The biggest reward on Oscar Night is best picture. This is the first year that Best Picture nominees have been required to meet new representation and inclusion standards as part of the Academy’s Aperture 2025 project. Simply put, for a film to be considered, workers from a marginalized community had to be present either above or below the line. The favorite ten included American Fiction, Anamatory of the Fall, Barbie, The Holdover, Killers of the Flower Moon, Maestro, Oppenheimer, Past Lives, Poor Things, and The Zone of Interest.

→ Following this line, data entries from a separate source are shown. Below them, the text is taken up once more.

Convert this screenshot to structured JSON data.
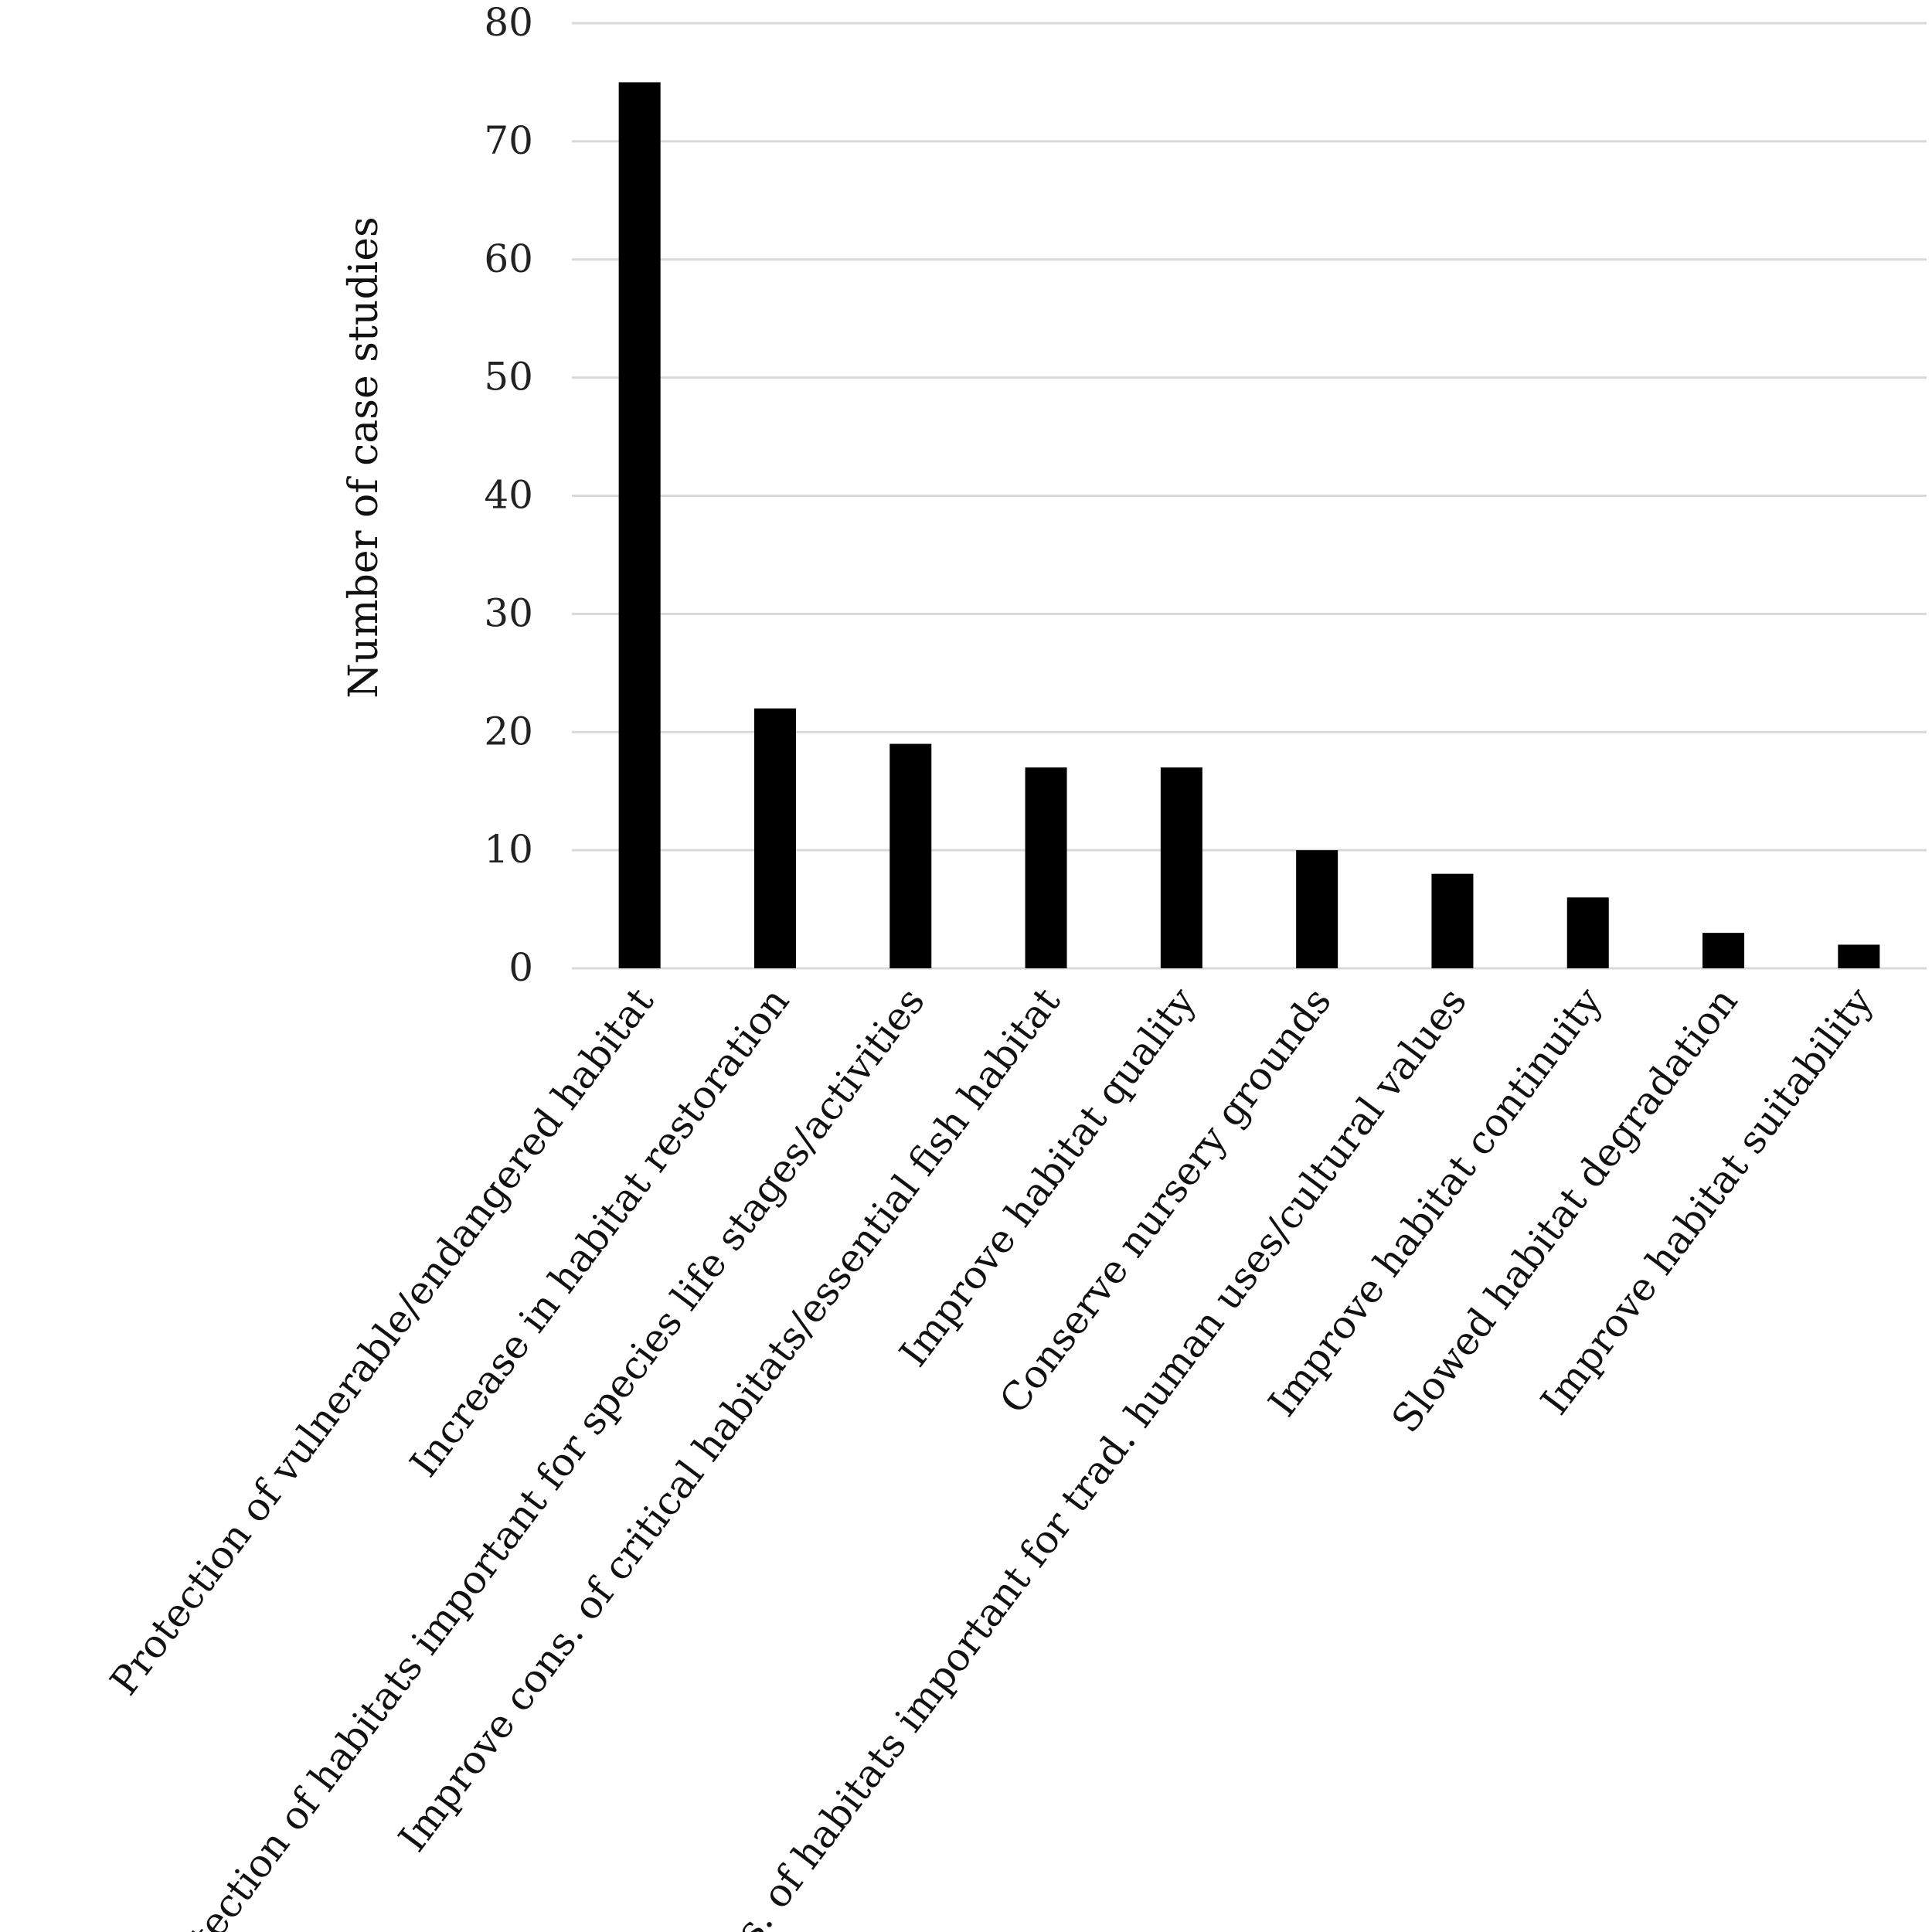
{
  "chart_data": {
    "type": "bar",
    "title": "",
    "xlabel": "",
    "ylabel": "Number of case studies",
    "ylim": [
      0,
      80
    ],
    "yticks": [
      0,
      10,
      20,
      30,
      40,
      50,
      60,
      70,
      80
    ],
    "grid": true,
    "legend": "none",
    "bar_color": "#000000",
    "grid_color": "#d9d9d9",
    "categories": [
      "Protection of vulnerable/endangered habitat",
      "Increase in habitat restoration",
      "Protection of habitats important for species life stages/activities",
      "Improve cons. of critical habitats/essential fish habitat",
      "Improve habitat quality",
      "Conserve nursery grounds",
      "Cons. of habitats important for trad. human uses/cultural values",
      "Improve habitat continuity",
      "Slowed habitat degradation",
      "Improve habitat suitability"
    ],
    "values": [
      75,
      22,
      19,
      17,
      17,
      10,
      8,
      6,
      3,
      2
    ]
  }
}
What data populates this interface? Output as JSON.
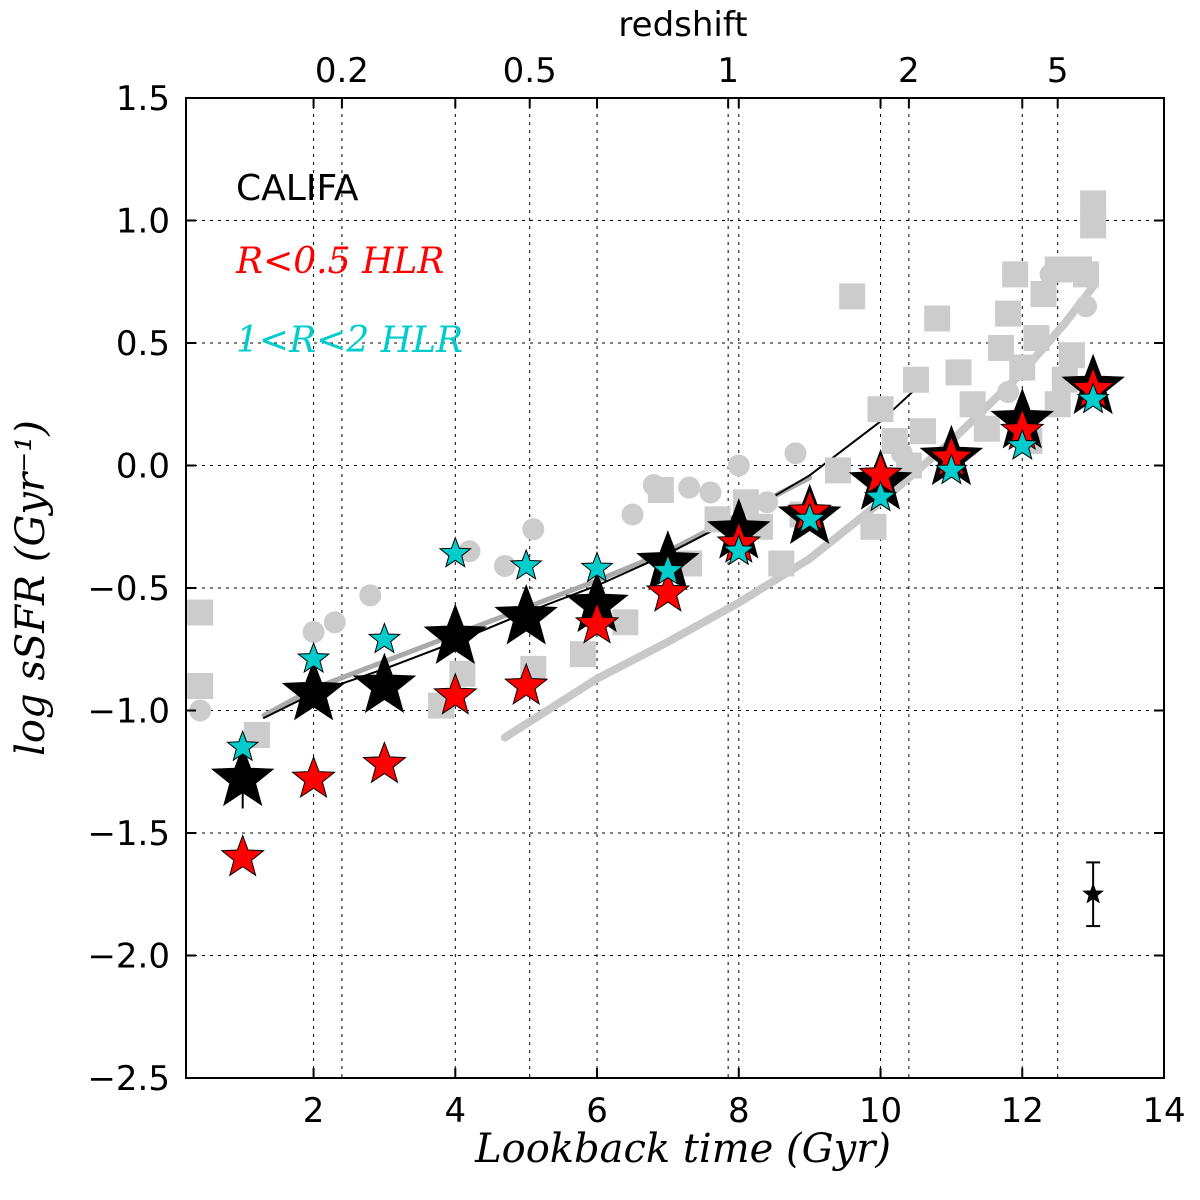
{
  "chart_data": {
    "type": "scatter",
    "xlabel": "Lookback time (Gyr)",
    "ylabel": "log sSFR (Gyr⁻¹)",
    "top_axis_label": "redshift",
    "xlim": [
      0.2,
      14
    ],
    "ylim": [
      -2.5,
      1.5
    ],
    "x_ticks": [
      2,
      4,
      6,
      8,
      10,
      12,
      14
    ],
    "y_ticks": [
      -2.5,
      -2.0,
      -1.5,
      -1.0,
      -0.5,
      0.0,
      0.5,
      1.0,
      1.5
    ],
    "y_tick_labels": [
      "−2.5",
      "−2.0",
      "−1.5",
      "−1.0",
      "−0.5",
      "0.0",
      "0.5",
      "1.0",
      "1.5"
    ],
    "top_ticks": [
      {
        "label": "0.2",
        "lookback": 2.4
      },
      {
        "label": "0.5",
        "lookback": 5.05
      },
      {
        "label": "1",
        "lookback": 7.85
      },
      {
        "label": "2",
        "lookback": 10.4
      },
      {
        "label": "5",
        "lookback": 12.5
      }
    ],
    "grid": true,
    "legend": [
      {
        "text": "CALIFA",
        "color": "#000000"
      },
      {
        "text": "R<0.5 HLR",
        "color": "#ff0000"
      },
      {
        "text": "1<R<2 HLR",
        "color": "#00cccc"
      }
    ],
    "series": [
      {
        "name": "CALIFA",
        "color": "#000000",
        "marker": "star-large",
        "x": [
          1,
          2,
          3,
          4,
          5,
          6,
          7,
          8,
          9,
          10,
          11,
          12,
          13
        ],
        "y": [
          -1.28,
          -0.93,
          -0.9,
          -0.7,
          -0.62,
          -0.57,
          -0.4,
          -0.27,
          -0.21,
          -0.07,
          0.03,
          0.18,
          0.32
        ],
        "yerr": [
          0.12,
          0.04,
          0.03,
          0.03,
          0.03,
          0.03,
          0.03,
          0.03,
          0.03,
          0.03,
          0.03,
          0.03,
          0.03
        ]
      },
      {
        "name": "R<0.5 HLR",
        "color": "#ff0000",
        "marker": "star",
        "x": [
          1,
          2,
          3,
          4,
          5,
          6,
          7,
          8,
          9,
          10,
          11,
          12,
          13
        ],
        "y": [
          -1.6,
          -1.28,
          -1.22,
          -0.94,
          -0.9,
          -0.65,
          -0.52,
          -0.32,
          -0.19,
          -0.04,
          0.03,
          0.14,
          0.31
        ]
      },
      {
        "name": "1<R<2 HLR",
        "color": "#00cccc",
        "marker": "star-small",
        "x": [
          1,
          2,
          3,
          4,
          5,
          6,
          7,
          8,
          9,
          10,
          11,
          12,
          13
        ],
        "y": [
          -1.15,
          -0.79,
          -0.71,
          -0.36,
          -0.41,
          -0.42,
          -0.43,
          -0.35,
          -0.22,
          -0.13,
          -0.02,
          0.08,
          0.27
        ]
      },
      {
        "name": "literature-squares",
        "color": "#cccccc",
        "marker": "square",
        "x": [
          0.4,
          0.4,
          1.2,
          3.8,
          4.1,
          5.1,
          5.8,
          6.4,
          6.9,
          7.3,
          7.7,
          8.1,
          8.3,
          8.6,
          8.9,
          9.4,
          9.6,
          9.9,
          10.0,
          10.2,
          10.4,
          10.5,
          10.6,
          10.8,
          11.1,
          11.3,
          11.5,
          11.7,
          11.8,
          11.9,
          12.0,
          12.1,
          12.3,
          12.5,
          12.6,
          12.7,
          12.8,
          12.9,
          13.0,
          13.0,
          12.5,
          12.2
        ],
        "y": [
          -0.6,
          -0.9,
          -1.1,
          -0.98,
          -0.85,
          -0.83,
          -0.77,
          -0.64,
          -0.1,
          -0.4,
          -0.22,
          -0.15,
          -0.25,
          -0.4,
          -0.2,
          -0.02,
          0.69,
          -0.25,
          0.23,
          0.1,
          0.0,
          0.35,
          0.14,
          0.6,
          0.38,
          0.25,
          0.15,
          0.48,
          0.62,
          0.78,
          0.4,
          0.1,
          0.7,
          0.8,
          0.35,
          0.45,
          0.8,
          0.78,
          0.98,
          1.07,
          0.25,
          0.52
        ]
      },
      {
        "name": "literature-circles",
        "color": "#cccccc",
        "marker": "circle",
        "x": [
          0.4,
          2.0,
          2.3,
          2.8,
          4.2,
          4.7,
          5.1,
          6.5,
          6.8,
          7.3,
          7.6,
          8.0,
          8.4,
          8.8,
          10.3,
          11.8,
          12.2,
          12.4,
          12.9
        ],
        "y": [
          -1.0,
          -0.68,
          -0.64,
          -0.53,
          -0.35,
          -0.41,
          -0.26,
          -0.2,
          -0.08,
          -0.09,
          -0.11,
          0.0,
          -0.15,
          0.05,
          0.05,
          0.3,
          0.52,
          0.78,
          0.65
        ]
      }
    ],
    "curves": [
      {
        "name": "thin-black",
        "color": "#000000",
        "x": [
          1.3,
          2.0,
          3.0,
          4.0,
          5.0,
          6.0,
          7.0,
          8.0,
          9.0,
          10.0,
          10.6
        ],
        "y": [
          -1.03,
          -0.93,
          -0.83,
          -0.72,
          -0.6,
          -0.49,
          -0.36,
          -0.21,
          -0.04,
          0.18,
          0.34
        ]
      },
      {
        "name": "thin-grey",
        "color": "#aaaaaa",
        "x": [
          1.3,
          2.0,
          3.0,
          4.0,
          5.0,
          6.0,
          7.0,
          8.0,
          9.0
        ],
        "y": [
          -1.02,
          -0.91,
          -0.8,
          -0.69,
          -0.58,
          -0.47,
          -0.35,
          -0.2,
          -0.05
        ]
      },
      {
        "name": "thick-grey",
        "color": "#c8c8c8",
        "x": [
          4.7,
          6.0,
          7.0,
          8.0,
          9.0,
          10.0,
          11.0,
          12.0,
          12.6,
          13.0
        ],
        "y": [
          -1.11,
          -0.87,
          -0.72,
          -0.56,
          -0.38,
          -0.15,
          0.1,
          0.38,
          0.58,
          0.73
        ]
      }
    ],
    "error_marker": {
      "x": 13,
      "y": -1.75,
      "yerr": 0.13
    }
  }
}
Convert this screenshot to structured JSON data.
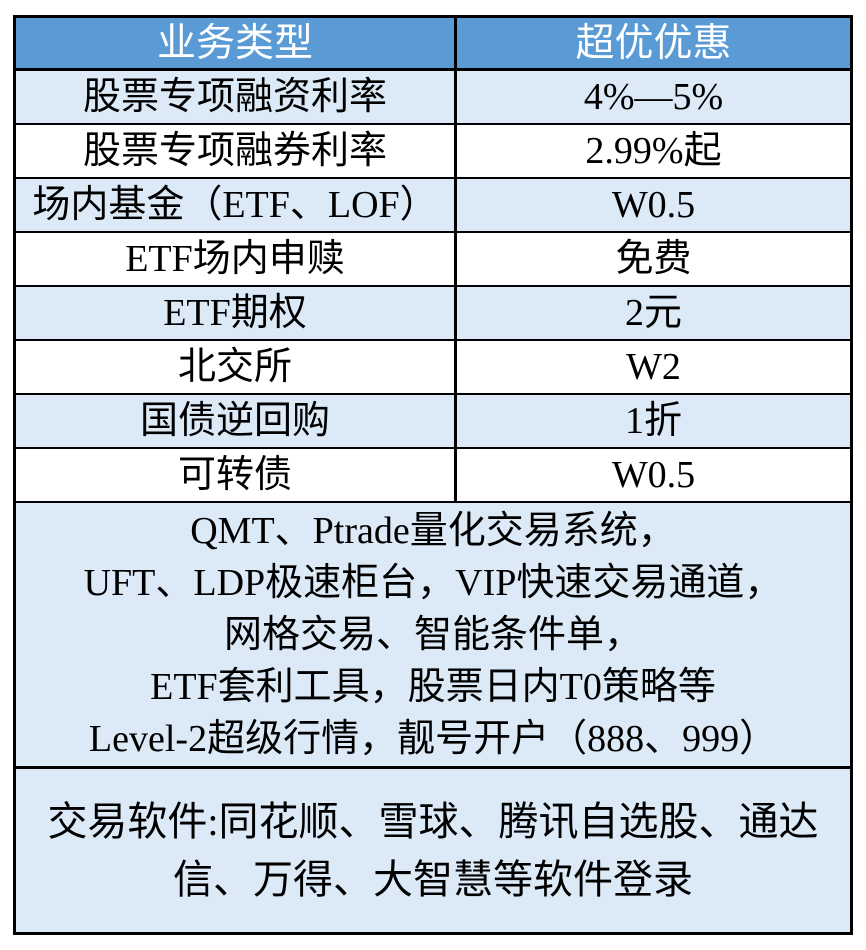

This morning’s announcement included some shocks, as studios’ last-minute pushes boosted movies like Nyad and Anatomy of the Fall. In terms of diversity, this was the first year that two Black men were nominated for Best Actor, with neither Will Smith nor Denzel Washington’s names being mentioned. Gladstone might make history by winning Best Actress. Ferrera, who is still the only Latina to win a Best Actress in a Drama Emmy, represented Latinos with her nomination.

Directing remains a sensitive matter, with no Best Director statues awarded to anyone Black, and disregarding Gerwin demonstrates that a woman directing a blockbuster is still not acknowledged. She was nominated for best adapted screenplay alongside her husband, Noah Baumback. Other notable omissions include Brooks’ only nomination in the musical adaptation of The Color Purple, which continues the title’s poor track record with the academy. Margo Robbie, who was nominated as Barbie’s producer, did not hear her name mentioned. In the documentary slot film festival, Darlin Still: A Michael J. Fox film was rejected; however, Bobi Wine: The People’s President did make the cut. The film focuses on Bobi Wine’s activism in Uganda, where he is working to restore true democracy. Moses Bwayo, the film’s director, is currently seeking asylum in the United States for himself and his family after his life was threatened for making this powerful film. The year’s most essential film, Origin, directed by Ava DuVernay and starring the brilliant Aunjane Ellis, is also overlooked. This film, which addresses many of the current concerns afflicting the country, is too powerful for an institution that prefers to nominate films by Black directors that are lighter in tone.

While one is excited about the diverse names called this morning, one can’t help but wonder if next year the pendulum will swing back.

One upside of this year’s Oscar ceremony is that it will be broadcast one hour earlier at 7 p.m. on ABC with Jimmy Kimmel as host on March 10th.